By Kupluthai Pungkanon
They are there to pay their final respects to the late King at Dusit Maha Prasat Throne Hall, which this week was granted royal permission to open 24 hours daily until October 5.
Visitors appear deeply touched upon viewing the meticulous craftsmanship of the great monarch’s Sandalwood Royal Urn (Phra Kot Chan) and Sandalwood Royal Coffin (Phra Heep Chan).
Designed by artist Somporn Supaluck-ampaiporn of the Fine Art Department, the royal urn and coffin took over eight months of laborious attention to detail to complete. Both are made from fragrant dead-standing sandalwood trees taken from Kui Buri National Park in Prachuap Khiri Khan Province. The frameworks holding the wooden masterpieces are made of iron rods with wire mesh stretched between them.
Pichit Nim-ngarm, a senior artist from the Office of Traditional Arts, says the assembly of so many tiny pieces of hand-carved wood on the framework creates a powerful three-dimensional image that deeply affects visitors.

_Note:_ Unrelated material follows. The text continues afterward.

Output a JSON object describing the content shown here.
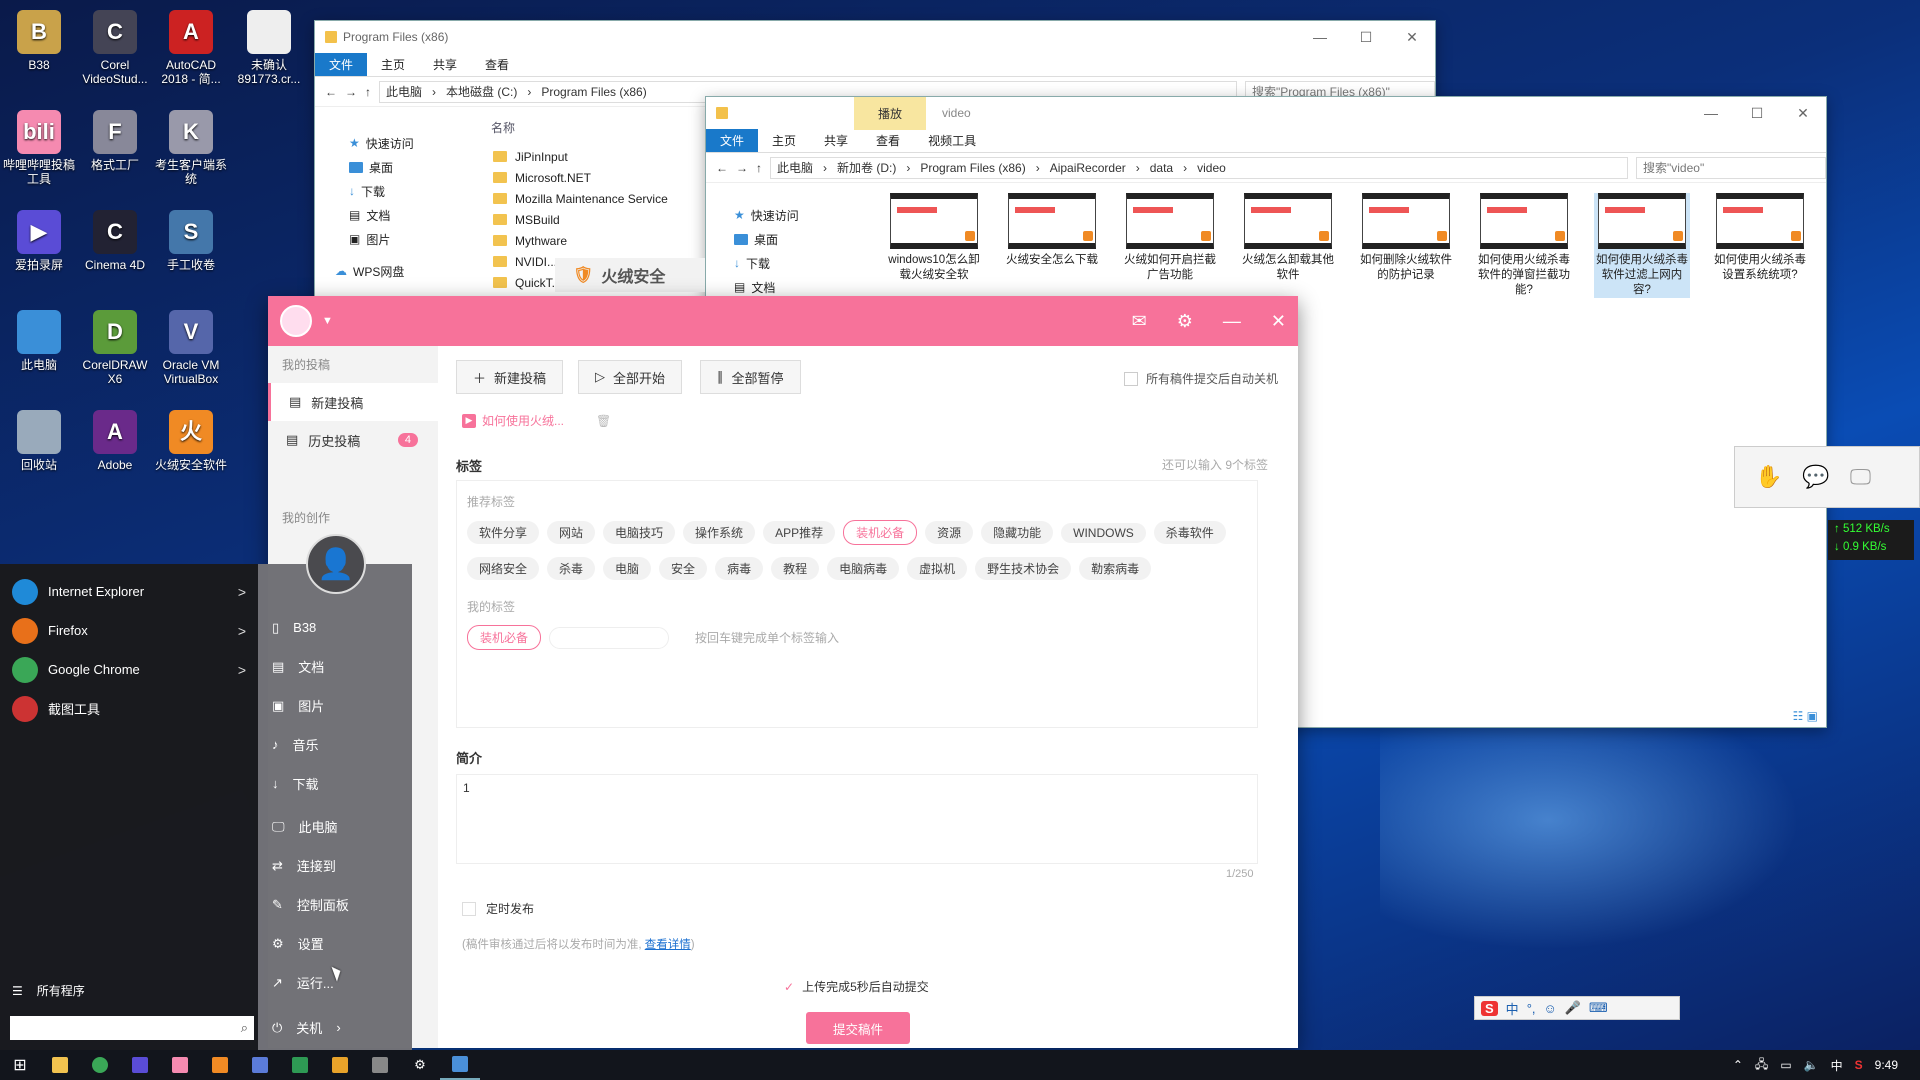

“According to the Brahman doctrine, a king is an avatar of the three mighty gods – Brahma, Shiva and Vishnu. As the word ‘Ramathibodi’ appears in his full name, King Bhumibol is upheld as avatar of Vishnu or Narayana,” explained Pichit.
“The sandalwood royal coffin hence features a total of over 30,000 pieces of hand-carved wood assembled together to create an exquisite design, featuring 24 patterns of intertwined sprays adorning 132 Garuda, Vishnu’s carrier. The statue of Garuda, decorated with gold leaves, will be placed on the third-layer base of the principal busabok,” he elaborated.
“While the sandalwood royal urn is composed of three interlocking parts – the base, body and the top – assembled from a total of over 10,000 pieces of carved woods featuring 46 traditional Thai flower patterns adorning 64 Theppanom deities. The design of the top part is inspired by the crown of the King featuring three layers of topknot ornaments. Apart from these, both are decorated with craved golden bushes.”
Pichit expressed his appreciation to 20 artists and over 80 volunteers, who devoted their highly skilled craftmanship to help create this once-in-a-lifetime work.
Since the Ayutthaya periods “Phra boroma kot” has referred to royal funeral urns used for kings and queens and ceremoniously encased with the royal remains. The octagonal royal funeral urn comprises two interlocking parts. The outer part, called “long”, is made of a gold-plated wooded frame adorned with gemstones and coloured glass pieces. The decoration varies according to the rank of the deceased.
The inner part is called “kot” and is made of plain gold-plated silver. This royal funeral urn will be carried by the palace bearers from the Grand Palace in the grand traditional procession to the Cremation Ground. The inner part of the Royal Urn will be removed and placed inside the sandalwood royal urn of His Majesty King Bhumibol. Then the sandalwood Royal Urn will be placed atop the sandalwood royal coffin on the “Jitkathan” – the royal funeral pyre constructed in moveable throne form with a square base – at the Principle Pavilion (the main Busabok) of the Royal Crematorium or Phra Merumas.
On the evening of October 26, around 5.30pm, the Buddhist cremation ceremony will take place inside the funeral pyre in the presence of the royal family. Flowers made of sandalwood will be piled around the sandalwood Royal Urn by senior officials and those who have been allowed inside to pay their last respects.
The sandalwood Royal Urn and Coffin will then be removed to the Dismantling Halls within the compound. As the evening falls toward 10pm, people ready themselves for the cremation and the lighting of the fire by His Majesty King Maha Vajiralongkorn.
After the ceremony, the sandalwood Royal Urn and other cremation ceremonial objects will be placed in a museum. The exact location will be announced at a later date.